Screening and validation of potential markers associated with uterine corpus endometrial carcinoma and polycystic ovary syndrome based on bioinformatics methods

Ruishan Wu; Cailin Wu; Bingming Zhu; Jin Li; Wenzhong Zhao

doi:10.3389/fmolb.2023.1192313

Screening and validation of potential markers associated with uterine corpus endometrial carcinoma and polycystic ovary syndrome based on bioinformatics methods

Front Mol Biosci. 2023 Jun 9:10:1192313. doi: 10.3389/fmolb.2023.1192313. eCollection 2023.

Authors

Ruishan Wu¹, Cailin Wu², Bingming Zhu³, Jin Li⁴, Wenzhong Zhao¹

Affiliations

¹ NHC Key Laboratory of Male Reproduction and Genetics, Guangdong Provincial Reproductive Science Institute (Guangdong Provincial Fertility Hospital), Guangzhou, China.
² Department of Gynecology, The University of HongKong-Shenzhen Hospital, Shenzhen, China.
³ Department of Clinical Laboratory, The First Affiliated Hospital of Jinan University, Guangzhou, China.
⁴ Department of Pain Management, The First Affiliated Hospital of Jinan University, Guangzhou, China.

Abstract

Background: Endometrial cancer (UCEC) is a commonly occurring tumor in females, and polycystic ovary syndrome (PCOS) is closely related to UCEC, but the molecular mechanisms remain unclear. This article aims to explore potential molecular mechanisms in UCEC and PCOS, as well as identify prognostic genes for UCEC. Methods: Bioinformatics methods were employed to screen for DEGs in UCEC and PCOS. The shared DEGs were analyzed by constructing a protein-protein interaction (PPI) network using the String database and Cytoscape software. The enrichment analysis was performed using Metascape. The shared DEGs associated with the prognosis of UCEC were identified through univariate and lasso Cox regression methods. A multivariate Cox regression model was constructed and internally validated. The expression and test efficiency of the key prognostic genes were verified using external datasets for UCEC and PCOS. Furthermore, the Gepia database was utilized to analyze the expression of key prognostic genes and their correlation with the disease-free survival (RFS) of UCEC. Tumor mutation burden (TMB), immune infiltration, and the correlation of immune cells were assessed for the prognostic genes of UCEC. Results: There were 151 shared DEGs identified between UCEC and PCOS through bioinformatics screening. These shared DEGs were primarily enriched in leukocyte activation. Following model construction and verification, nine genes were determined to be prognostic for UCEC from the shared DEGs. Among them, TSPYL5, KCNJ15, RTN1, HMOX1, DCAF12L1, VNN2, and ANXA1 were confirmed as prognostic genes in UCEC through external validation. Additionally, RTN1 was identified as a key gene in both UCEC and PCOS. Gepia analysis revealed that higher expression of RTN1 was associated with RFS in UCEC. Immune infiltration analysis of the shared DEGs demonstrated significant differences in the expression of various immune cells between UCEC high and low TMB groups.

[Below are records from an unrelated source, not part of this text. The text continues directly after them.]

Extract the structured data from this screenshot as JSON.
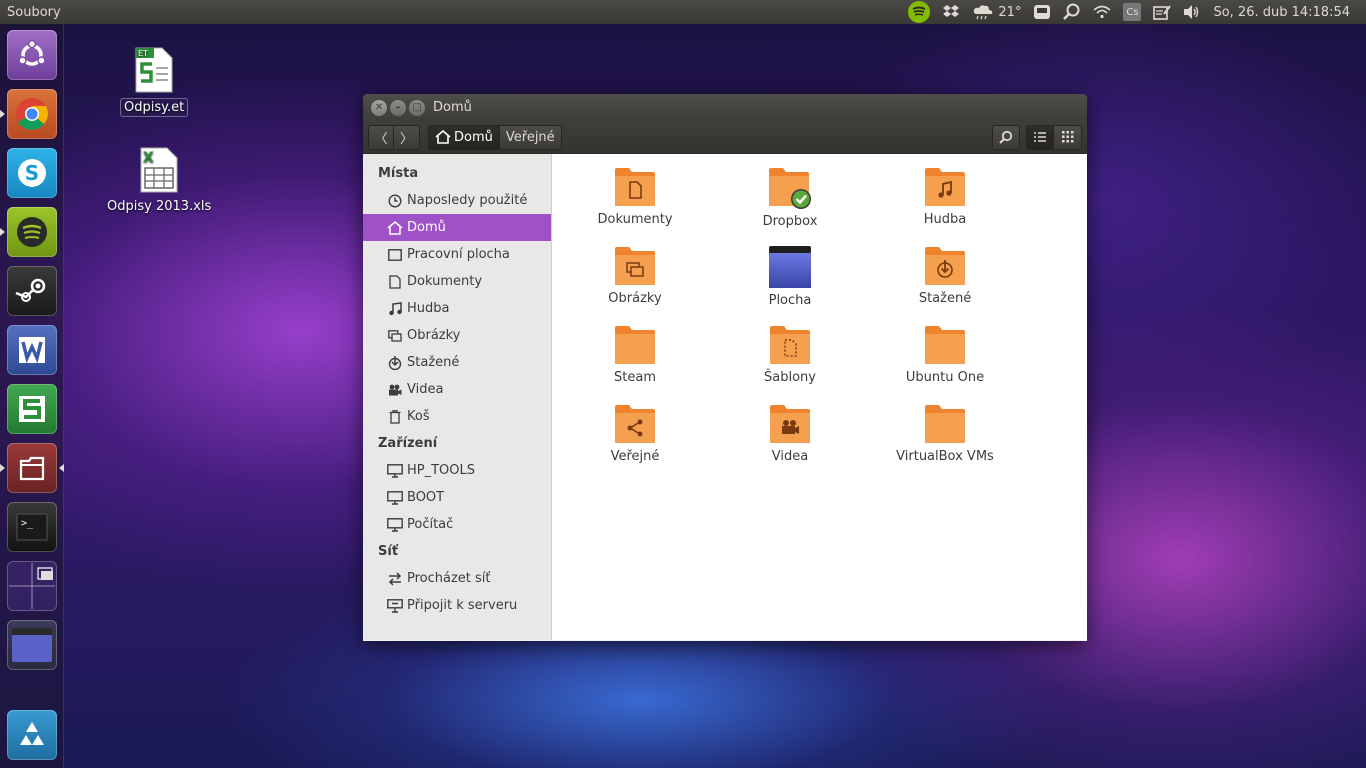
{
  "top_panel": {
    "app_title": "Soubory",
    "weather_temp": "21°",
    "keyboard_layout": "Cs",
    "clock": "So, 26. dub 14:18:54"
  },
  "launcher": {
    "items": [
      {
        "name": "dash-home",
        "color": "#8a52b5"
      },
      {
        "name": "chrome",
        "color": "#c25a2a"
      },
      {
        "name": "skype",
        "color": "#1b9bd6"
      },
      {
        "name": "spotify",
        "color": "#7aa114"
      },
      {
        "name": "steam",
        "color": "#2a2a2a"
      },
      {
        "name": "wps-writer",
        "color": "#3c58a8"
      },
      {
        "name": "wps-spreadsheets",
        "color": "#2e8f3a"
      },
      {
        "name": "files",
        "color": "#7a2d2d"
      },
      {
        "name": "terminal",
        "color": "#2a2a2a"
      },
      {
        "name": "workspace-switcher",
        "color": "#3b2a6a"
      },
      {
        "name": "show-desktop",
        "color": "#4a4fa8"
      },
      {
        "name": "trash",
        "color": "#2a7fb8"
      }
    ]
  },
  "desktop": {
    "icons": [
      {
        "label": "Odpisy.et"
      },
      {
        "label": "Odpisy 2013.xls"
      }
    ]
  },
  "window": {
    "title": "Domů",
    "breadcrumb": {
      "home": "Domů",
      "next": "Veřejné"
    },
    "sidebar": {
      "places_heading": "Místa",
      "places": [
        {
          "label": "Naposledy použité",
          "icon": "clock-icon"
        },
        {
          "label": "Domů",
          "icon": "home-icon",
          "active": true
        },
        {
          "label": "Pracovní plocha",
          "icon": "desktop-icon"
        },
        {
          "label": "Dokumenty",
          "icon": "document-icon"
        },
        {
          "label": "Hudba",
          "icon": "music-icon"
        },
        {
          "label": "Obrázky",
          "icon": "pictures-icon"
        },
        {
          "label": "Stažené",
          "icon": "download-icon"
        },
        {
          "label": "Videa",
          "icon": "video-icon"
        },
        {
          "label": "Koš",
          "icon": "trash-icon"
        }
      ],
      "devices_heading": "Zařízení",
      "devices": [
        {
          "label": "HP_TOOLS",
          "icon": "drive-icon"
        },
        {
          "label": "BOOT",
          "icon": "drive-icon"
        },
        {
          "label": "Počítač",
          "icon": "computer-icon"
        }
      ],
      "network_heading": "Síť",
      "network": [
        {
          "label": "Procházet síť",
          "icon": "network-icon"
        },
        {
          "label": "Připojit k serveru",
          "icon": "server-icon"
        }
      ]
    },
    "files": [
      {
        "label": "Dokumenty",
        "emblem": "document"
      },
      {
        "label": "Dropbox",
        "emblem": "dropbox-check"
      },
      {
        "label": "Hudba",
        "emblem": "music"
      },
      {
        "label": "Obrázky",
        "emblem": "pictures"
      },
      {
        "label": "Plocha",
        "emblem": "desktop"
      },
      {
        "label": "Stažené",
        "emblem": "download"
      },
      {
        "label": "Steam",
        "emblem": "none"
      },
      {
        "label": "Šablony",
        "emblem": "template"
      },
      {
        "label": "Ubuntu One",
        "emblem": "none"
      },
      {
        "label": "Veřejné",
        "emblem": "share"
      },
      {
        "label": "Videa",
        "emblem": "video"
      },
      {
        "label": "VirtualBox VMs",
        "emblem": "none"
      }
    ]
  },
  "colors": {
    "accent": "#9f52c7",
    "folder": "#f0842e",
    "panel": "#3c3b37"
  }
}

The seven key prognostic genes in UCEC exhibited regulatory relationships with immune cells. Conclusion: This study identified TSPYL5, KCNJ15, RTN1, HMOX1, DCAF12L1, VNN2, and ANXA1 as the key prognostic DEGs of UCEC. These genes are associated with UCEC survival, TMB, immune cell infiltration, and immune cell regulation. Among them, RTN1 may serve as a potential biomarker for both UCEC and PCOS.

Keywords: RTN1; endometrial carcinoma (UCEC); polycystic ovary syndrome (PCOS); prognostic marker; tumor mutation burden.